If I understand everything correctly, it seems like there's not much that I can do before I get to Amsterdam in terms of telling them I want to live there. Because I'm American, I don't have to apply for an MVV (Machtiging voor Voorlopig Verblijf - authorisation for a temporary stay) before I get there. This is a huge difference between France and the Netherlands (in a good way!). When I moved to Paris, I had to apply for a long-stay visa while I was still in the states (which required three separate trips to the French consulate in Washington DC) and then basically repeat the entire process when I got to France. But in moving to the Netherlands, I get to skip this step altogether ... which is just bizarre and kind of wonderful.

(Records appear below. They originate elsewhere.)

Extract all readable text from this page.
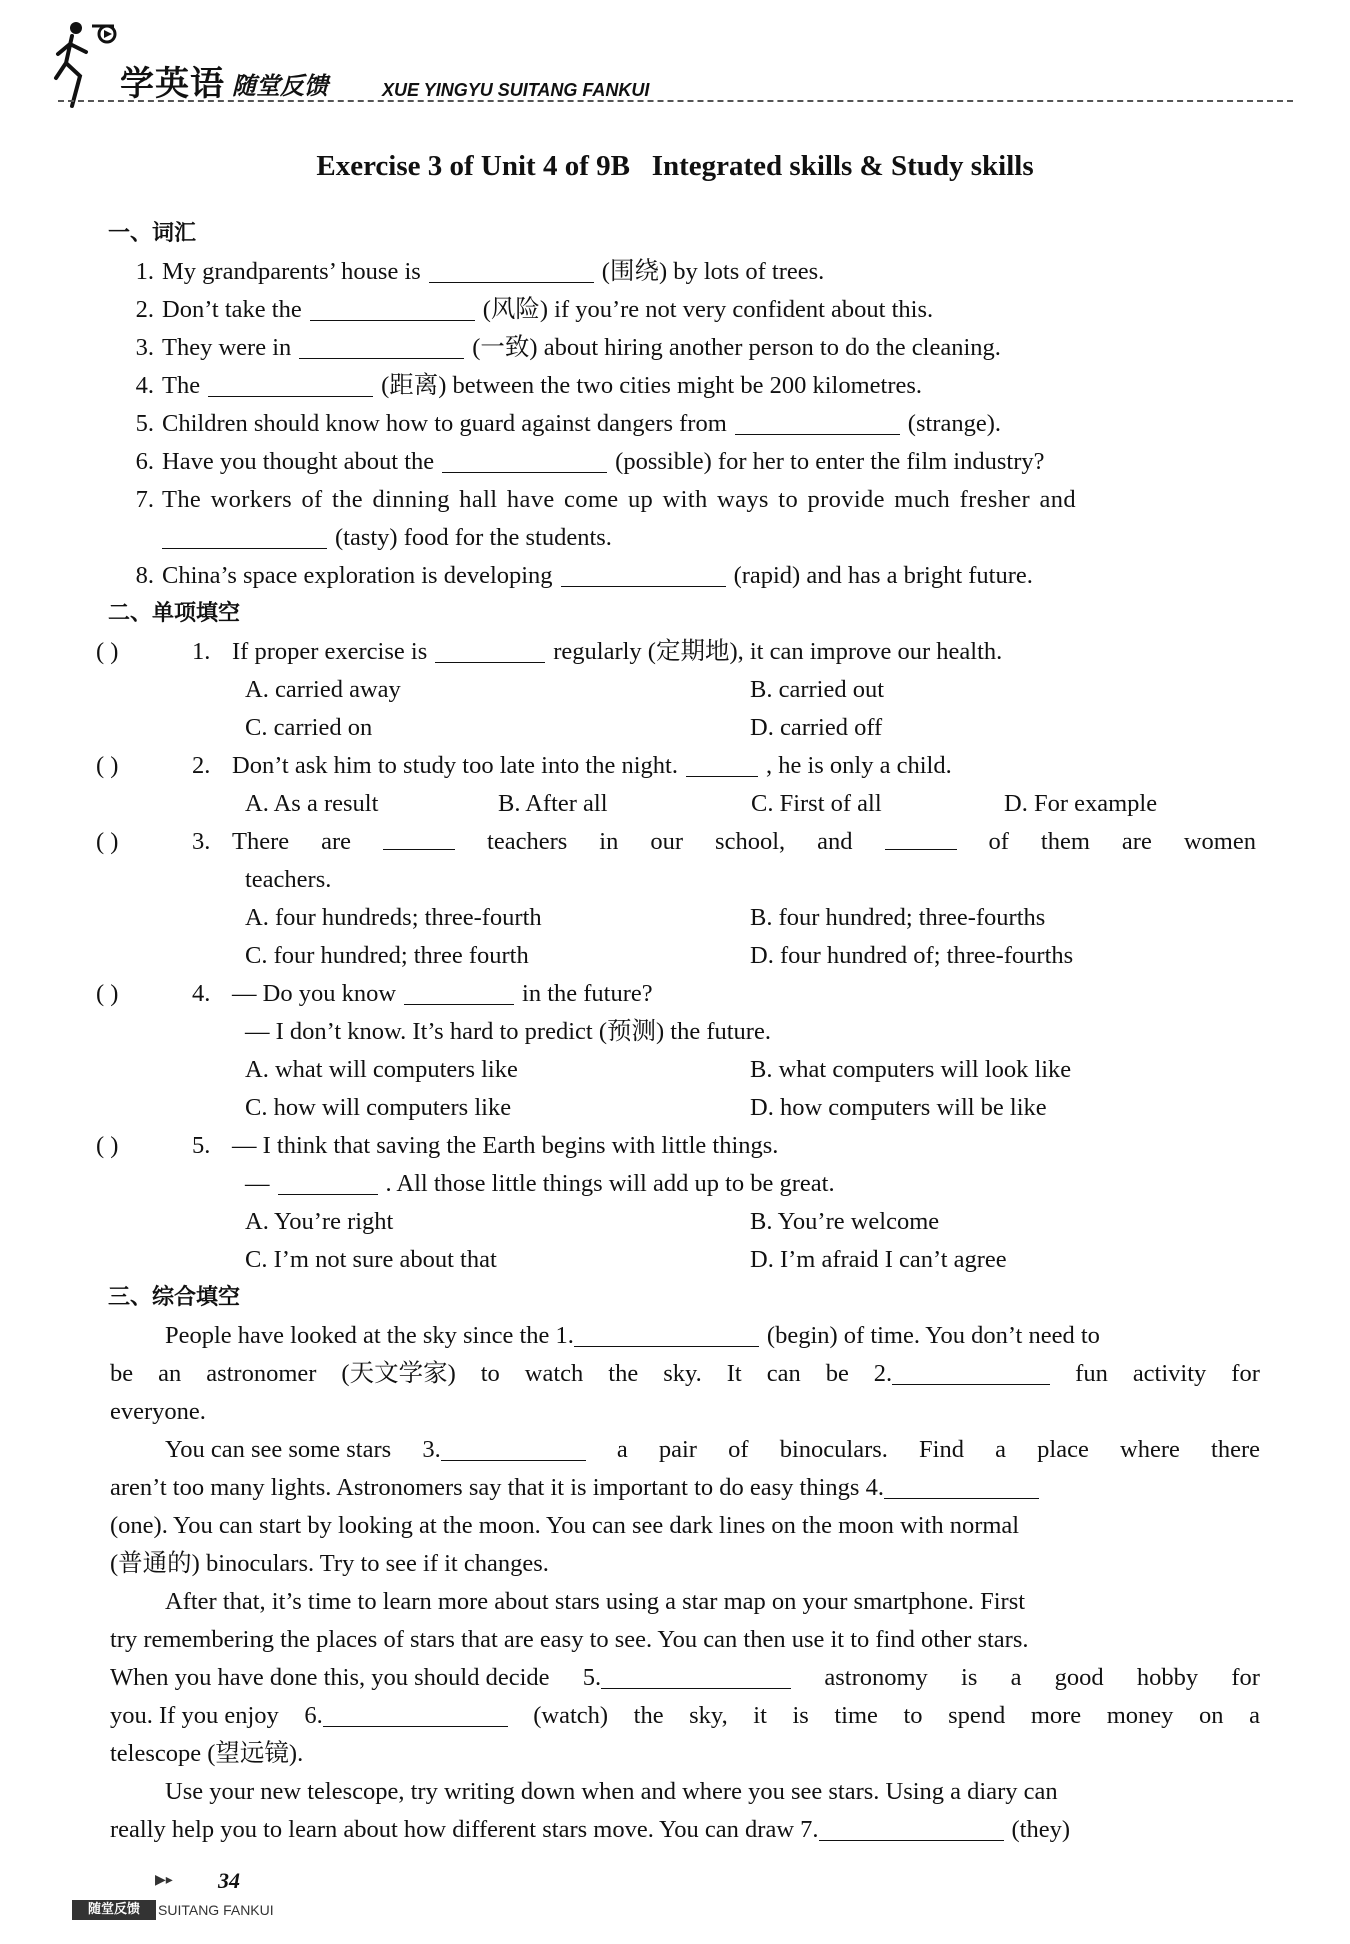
学英语 随堂反馈	XUE YINGYU SUITANG FANKUI
Exercise 3 of Unit 4 of 9B   Integrated skills & Study skills
一、词汇
1. My grandparents’ house is	(围绕) by lots of trees.
2. Don’t take the	(风险) if you’re not very confident about this.
3. They were in	(一致) about hiring another person to do the cleaning.
4. The	(距离) between the two cities might be 200 kilometres.
5. Children should know how to guard against dangers from	(strange).
6. Have you thought about the	(possible) for her to enter the film industry?
7. The workers of the dinning hall have come up with ways to provide much fresher and
(tasty) food for the students.
8. China’s space exploration is developing	(rapid) and has a bright future.
二、单项填空
( )	1. If proper exercise is	regularly (定期地), it can improve our health.
A. carried away	B. carried out
C. carried on	D. carried off
( )	2. Don’t ask him to study too late into the night.	, he is only a child.
A. As a result	B. After all	C. First of all	D. For example
( )	3. There are	teachers in our school, and	of them are women
teachers.
A. four hundreds; three-fourth	B. four hundred; three-fourths
C. four hundred; three fourth	D. four hundred of; three-fourths
( )	4. — Do you know	in the future?
— I don’t know. It’s hard to predict (预测) the future.
A. what will computers like	B. what computers will look like
C. how will computers like	D. how computers will be like
( )	5. — I think that saving the Earth begins with little things.
—	. All those little things will add up to be great.
A. You’re right	B. You’re welcome
C. I’m not sure about that	D. I’m afraid I can’t agree
三、综合填空
People have looked at the sky since the 1.	(begin) of time. You don’t need to
be an astronomer (天文学家) to watch the sky. It can be 2.	fun activity for
everyone.
You can see some stars 3.	a pair of binoculars. Find a place where there
aren’t too many lights. Astronomers say that it is important to do easy things 4.
(one). You can start by looking at the moon. You can see dark lines on the moon with normal
(普通的) binoculars. Try to see if it changes.
After that, it’s time to learn more about stars using a star map on your smartphone. First
try remembering the places of stars that are easy to see. You can then use it to find other stars.
When you have done this, you should decide 5.	astronomy is a good hobby for
you. If you enjoy 6.	(watch) the sky, it is time to spend more money on a
telescope (望远镜).
Use your new telescope, try writing down when and where you see stars. Using a diary can
really help you to learn about how different stars move. You can draw 7.	(they)
▶▸ 34
随堂反馈	SUITANG FANKUI
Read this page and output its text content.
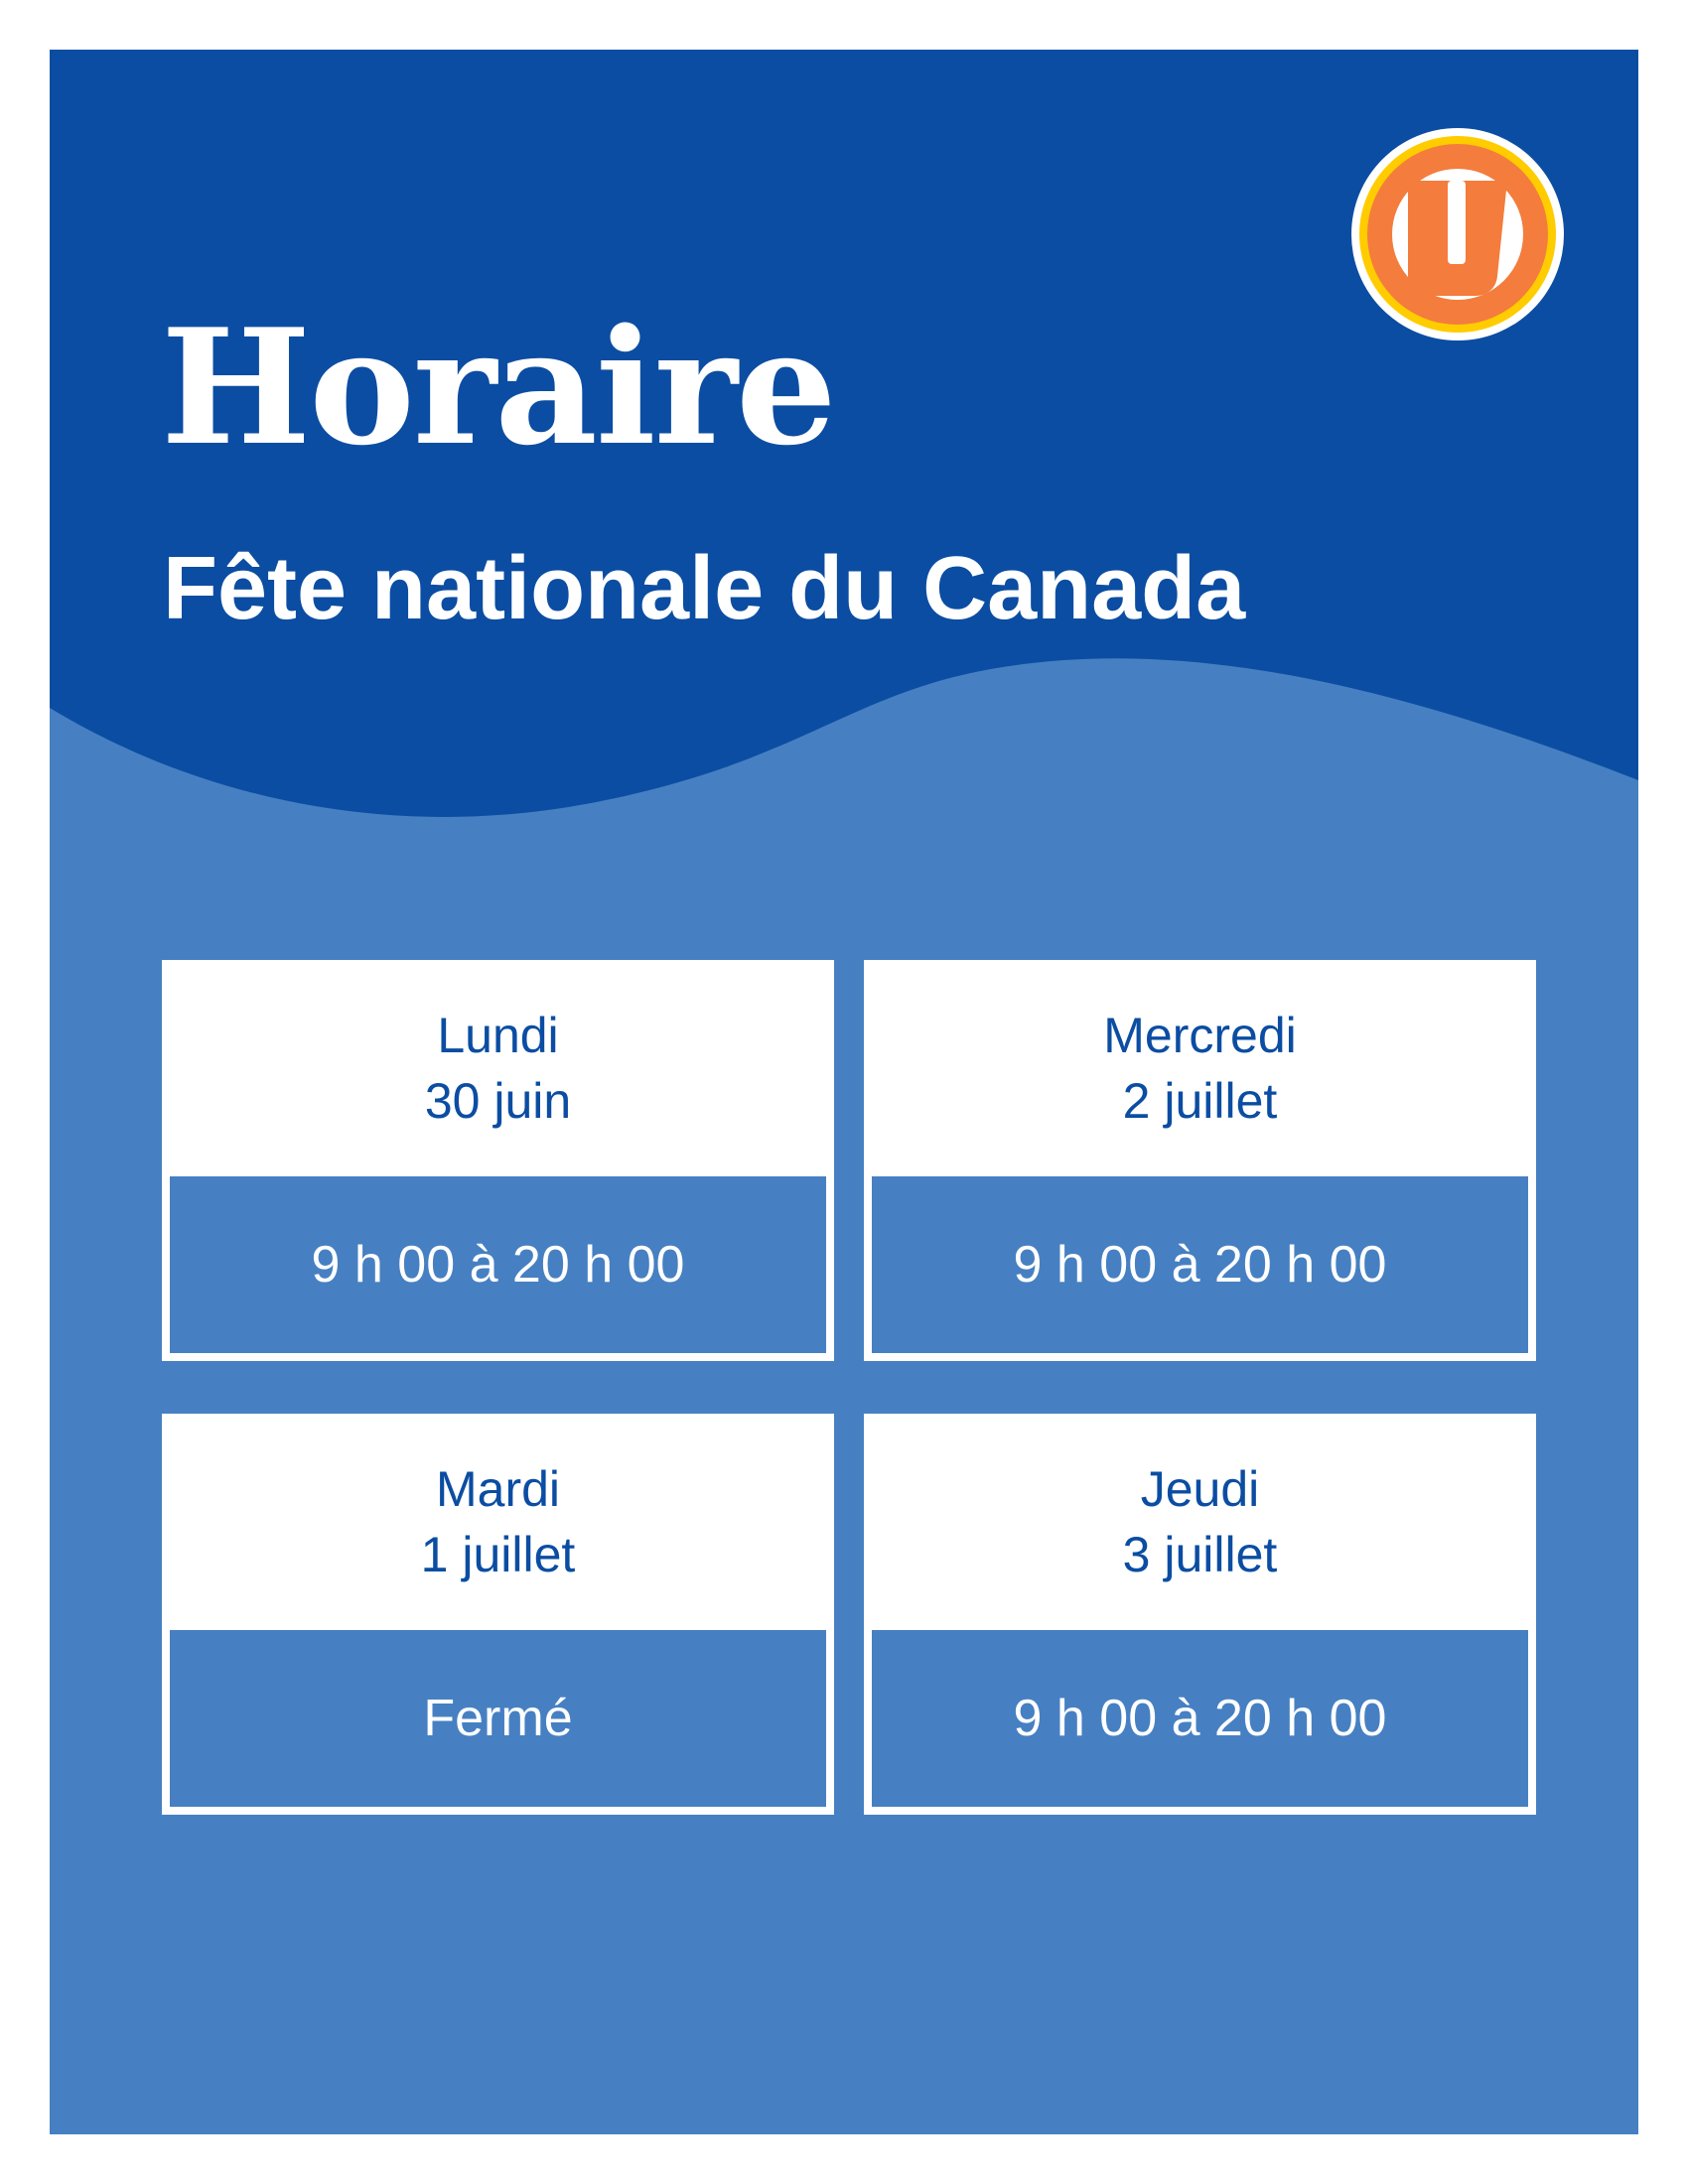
Horaire
Fête nationale du Canada
Lundi
30 juin
9 h 00 à 20 h 00
Mercredi
2 juillet
9 h 00 à 20 h 00
Mardi
1 juillet
Fermé
Jeudi
3 juillet
9 h 00 à 20 h 00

The only people who DON'T need the MVV are EU/EER nationals, Americans, New Zealanders, Australians, and of course anyone from Switzerland. My nationality also exempts me from having to take a TB test once I'm there, and again, that's something I had to do in Paris (and that chest X-ray cost a lot of money).
However, once I arrive in Amsterdam, I'll have to go to the City Hall in the municipality where I live and apply for a residence permit. This requires a ton of paperwork and a lot of money... between €330-430, depending on which permit I apply for. I know that sounds extreme, but when I think about how much I ended up paying altogether for my Paris visa and carte de sejour, it's actually about the same. The residence permit application gets sent off to the IND (Dutch Immigration and Naturalization Dpt), and they have six months to decide if they want to let me stay. And during that time period, I'm considered legal. This page explains everything rather simply, though the first place I learned about all this was the 30-page IND brochure, which gives a lot more details.
If I'm granted the residence permit, it will be good for one year, which I think is great. One year will be enough time for me to figure out if this whole Amsterdam thing is a good idea, and if everything is going well, I'll be able to extend the permit (the IND will send me an extension application three months before the first one expires).
I still have a huge amount to do (like save money) to prepare for this move, but it's all very manageable and just requires a lot of self-motivation. The hard stuff will happen once I'm there - like finding a place to live in one of the most most over-crowded cities in Europe. That may have scared me a few years ago, but after budget apartment-hunting in NYC (which was even more difficult than Paris) on two separate occasions, nothing can scare me. Even the prices in Amsterdam aren't a huge concern, and again, I have living in NYC and Paris to thank for that.